Chinese Billionaire Guo Wenghui Arrested Over Alleged $1 Billion Fraud Scheme

Wengui, aka Ho Wan Kwok, is an associate of Donald Trump's former adviser Steve Bannon. He's accused of misappropriating and defrauding investor money.

Fugitive Chinese billionaire Guo Wengui hold a news conference on November 20, 2018 in New York

Image via Getty/Don Emmert

Fugitive Chinese billionaire Guo Wengui hold a news conference on November 20, 2018 in New York

Guo Wengui, an exiled Chinese billionaire with ties to the former Trump White House, has been arrested on federal fraud charges.

According to CNN, the exiled businessman is accused of orchestrating a $1 billion fraud scheme in which he misappropriated hundreds of millions of dollars from investors. The Department of Justice says Wengui—aka “Ho Wan Kwok,” “Miles Kwok,” “Brother Seven,” and “The Principal”—solicited investments into various companies by “promising outsized financial returns and other benefits.” He and his alleged co-conspirator, Jin Ming Je, reportedly used Wengui’s online presence to push the fraudulent offers, which involved his media company GTV.

Federal investigators say Wengui and Je—a 56-year-old resident of the United Kingdom and Hong Kong—used investors’ money to fund their lavish lifestyles between 2018 through March 2023. They alleged used the “fraudulently obtained” money on extravagant purchases, including a 50,000-square-foot mansion in New Jersey, a $3.5 million Ferrari, a $4.4 million Bugatti, a $62,000 TV set, and a couple of $36,000 mattresses that were reportedly made of horse hair.

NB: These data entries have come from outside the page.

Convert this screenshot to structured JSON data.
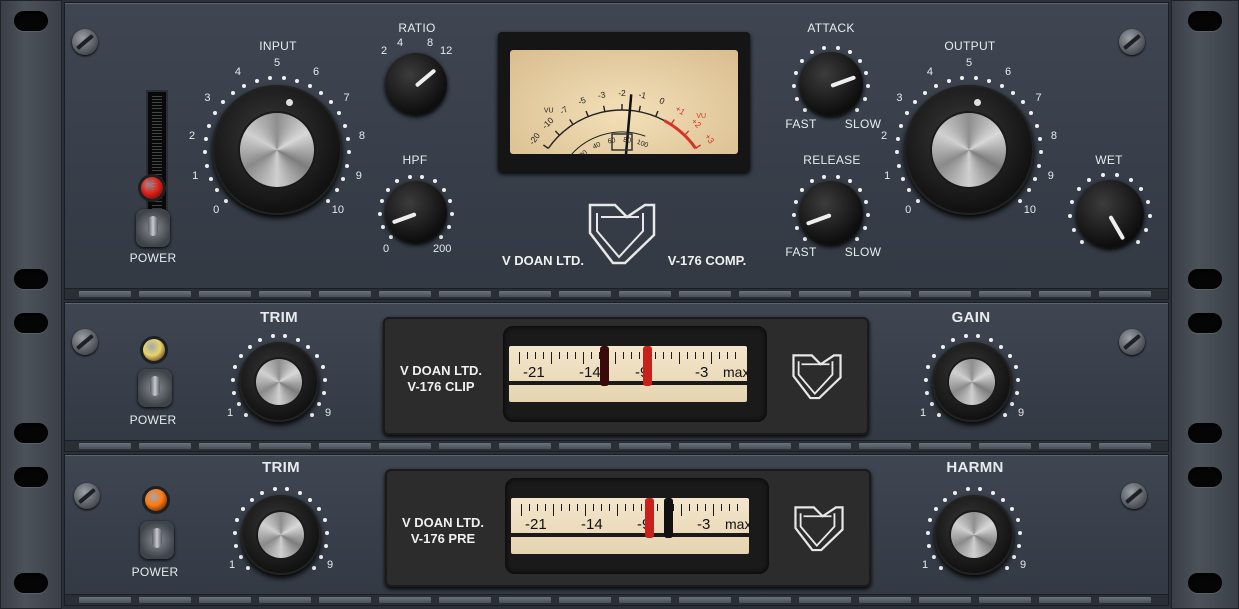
{
  "comp": {
    "input_label": "INPUT",
    "input_scale": [
      "0",
      "1",
      "2",
      "3",
      "4",
      "5",
      "6",
      "7",
      "8",
      "9",
      "10"
    ],
    "ratio_label": "RATIO",
    "ratio_values": [
      "2",
      "4",
      "8",
      "12"
    ],
    "hpf_label": "HPF",
    "hpf_min": "0",
    "hpf_max": "200",
    "attack_label": "ATTACK",
    "release_label": "RELEASE",
    "fast_label": "FAST",
    "slow_label": "SLOW",
    "output_label": "OUTPUT",
    "output_scale": [
      "0",
      "1",
      "2",
      "3",
      "4",
      "5",
      "6",
      "7",
      "8",
      "9",
      "10"
    ],
    "wet_label": "WET",
    "power_label": "POWER",
    "brand_left": "V DOAN LTD.",
    "brand_right": "V-176 COMP.",
    "vu_scale_top": [
      "-20",
      "-10",
      "-7",
      "-5",
      "-3",
      "-2",
      "-1",
      "0",
      "+1",
      "+2",
      "+3"
    ],
    "vu_scale_inner": [
      "0",
      "20",
      "40",
      "60",
      "80",
      "100"
    ],
    "vu_tag_left": "VU",
    "vu_tag_right": "VU",
    "led_color": "#e0211a"
  },
  "clip": {
    "trim_label": "TRIM",
    "gain_label": "GAIN",
    "knob_min": "1",
    "knob_max": "9",
    "power_label": "POWER",
    "brand_line1": "V DOAN LTD.",
    "brand_line2": "V-176 CLIP",
    "scale": [
      "-21",
      "-14",
      "-9",
      "-3",
      "max"
    ],
    "needle_dark_level": 0.4,
    "needle_red_level": 0.58,
    "led_color": "#e8d56a"
  },
  "pre": {
    "trim_label": "TRIM",
    "harmn_label": "HARMN",
    "knob_min": "1",
    "knob_max": "9",
    "power_label": "POWER",
    "brand_line1": "V DOAN LTD.",
    "brand_line2": "V-176 PRE",
    "scale": [
      "-21",
      "-14",
      "-9",
      "-3",
      "max"
    ],
    "needle_red_level": 0.58,
    "needle_dark_level": 0.66,
    "led_color": "#ff7a10"
  }
}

Wengui and Je were charged wire fraud, securities fraud, bank fraud, and money laundering charges. The former was arrested Wednesday, while the latter reportedly remains at large.

“The indictment today alleges the defendants were behind an elaborate scheme that defrauded thousands of individuals of over one billion dollars,” FBI Assistant Director Michael J. Driscoll said in a statement. “Fraudulent investment scams make victims out of innocent people, ultimately harming the public’s confidence in the integrity of financial systems. The FBI continues to make investigating complex financial crimes a top priority, and anyone attempting these crimes will be made to face the consequences in the criminal justice system.”

The U.S. Securities and Exchange Commission also hit Wengui and Je with a parallel civil suit. According to the complaint, the defendants conducted fraudulent securities offerings that raised “at least hundreds of millions of dollars from investors” in the U.S. and around the world. 

The 54-year-old moved to the U.S. in 2015 in an alleged effort to dodge corruption charges in China. Shortly after his arrival, Wengui founded two nonprofit organizations: the Rule of Law Foundation and the Rule of Law Society, which he used to “expose” the so-called “evil” of the Chinese Communist Party government. Within the next several years, Wengui amassed a large far-right following and became a close associate of Steve Bannon, a former White House adviser for Donald Trump.

Bannon, who helped launch GTV, has not been charged.